Daily News Stuff 2 October 2023

A Short Death Edition

Top Story

  • Can generative AI solve the greatest problem in computer science?  No.  What are you, stupid?  (ZDNet)

    "Researchers" are trying to use GPT-4 to prove one way or another whether P = NP.

    Broadly speaking, the question is, for a given mathematical problem, if you can prove that a correct answer is in fact correct, is there always an efficient way to find that answer in the first place?  (Though "efficient" in some cases might be relative to the lifespan of the universe.)

    Nobody knows.  Nobody knows if it is possible to know.  But we do know that you can't find out by asking ChatGPT.

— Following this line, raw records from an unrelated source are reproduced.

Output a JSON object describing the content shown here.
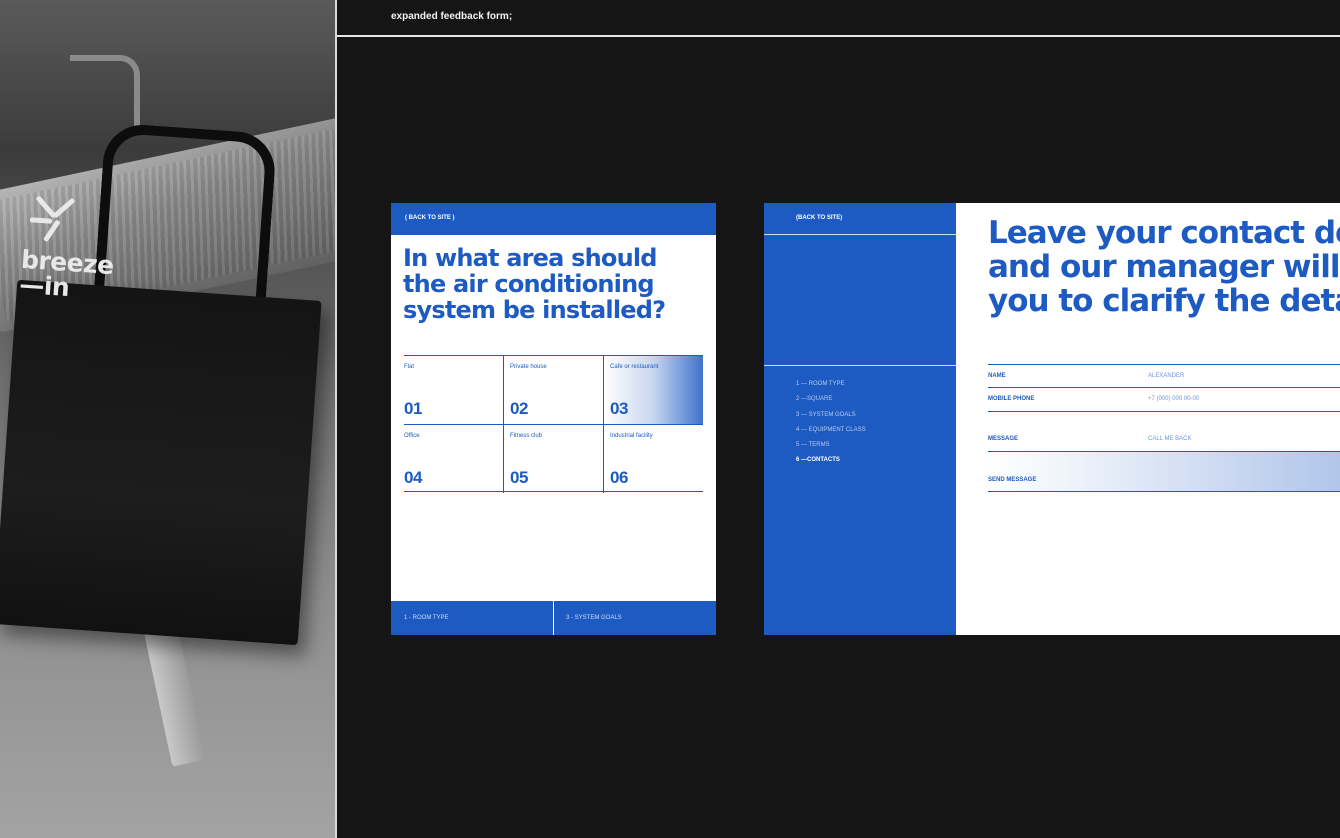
{
  "header": {
    "title": "expanded feedback form;"
  },
  "photo": {
    "brand_line1": "breeze",
    "brand_line2": "—in"
  },
  "card1": {
    "back_label": "( BACK TO SITE )",
    "title": "In what area should the air conditioning system be installed?",
    "options": [
      {
        "label": "Flat",
        "number": "01"
      },
      {
        "label": "Private house",
        "number": "02"
      },
      {
        "label": "Cafe or restaurant",
        "number": "03",
        "highlighted": true
      },
      {
        "label": "Office",
        "number": "04"
      },
      {
        "label": "Fitness club",
        "number": "05"
      },
      {
        "label": "Industrial facility",
        "number": "06"
      }
    ],
    "footer": {
      "prev": "1 - ROOM TYPE",
      "next": "3 - SYSTEM GOALS"
    }
  },
  "card2": {
    "back_label": "(BACK TO SITE)",
    "steps": [
      {
        "label": "1 — ROOM TYPE",
        "active": false
      },
      {
        "label": "2 —SQUARE",
        "active": false
      },
      {
        "label": "3 — SYSTEM GOALS",
        "active": false
      },
      {
        "label": "4 — EQUIPMENT CLASS",
        "active": false
      },
      {
        "label": "5 — TERMS",
        "active": false
      },
      {
        "label": "6 —CONTACTS",
        "active": true
      }
    ],
    "title_lines": [
      "Leave your contact de",
      "and our manager will c",
      "you to clarify the deta"
    ],
    "form": {
      "name_label": "NAME",
      "name_value": "ALEXANDER",
      "phone_label": "MOBILE PHONE",
      "phone_value": "+7 (000) 000 00-00",
      "message_label": "MESSAGE",
      "message_value": "CALL ME BACK",
      "send_label": "SEND MESSAGE"
    }
  },
  "colors": {
    "accent": "#1d5bc2",
    "background": "#151515",
    "card": "#ffffff"
  }
}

    The only good part of this is that you're not paying for it.  The "research" is funded by Microsoft (which owns a big chunk of ChatGPT creator OpenAI) and China.


Tech News


Definitely Not Tech News

  • The interest rate on my home loan somehow went down.  Not complaining, just slightly confused.  (30 year fixed rate mortgages don't exist outside of the US, so we're vulnerable to whatever idiots are currently in government.  And right now we have some real corkers.)


  • Frieren: Beyond Journey's End  is airing now on Crunchyroll and probably elsewhere.

    Frieren is my favorite manga of recent years and the anime adaptation takes great care with the source material.  It completely held my attention even though I already knew the story.  Head and shoulders above the average anime series that are generally aimed at teens or younger.

    The story?  Imagine The Lord of the Rings, only the action starts the day after Sauron is defeated, and asks, well, what now?



Disclaimer: Though he also didn't predict that people would line up to pay for telescreens.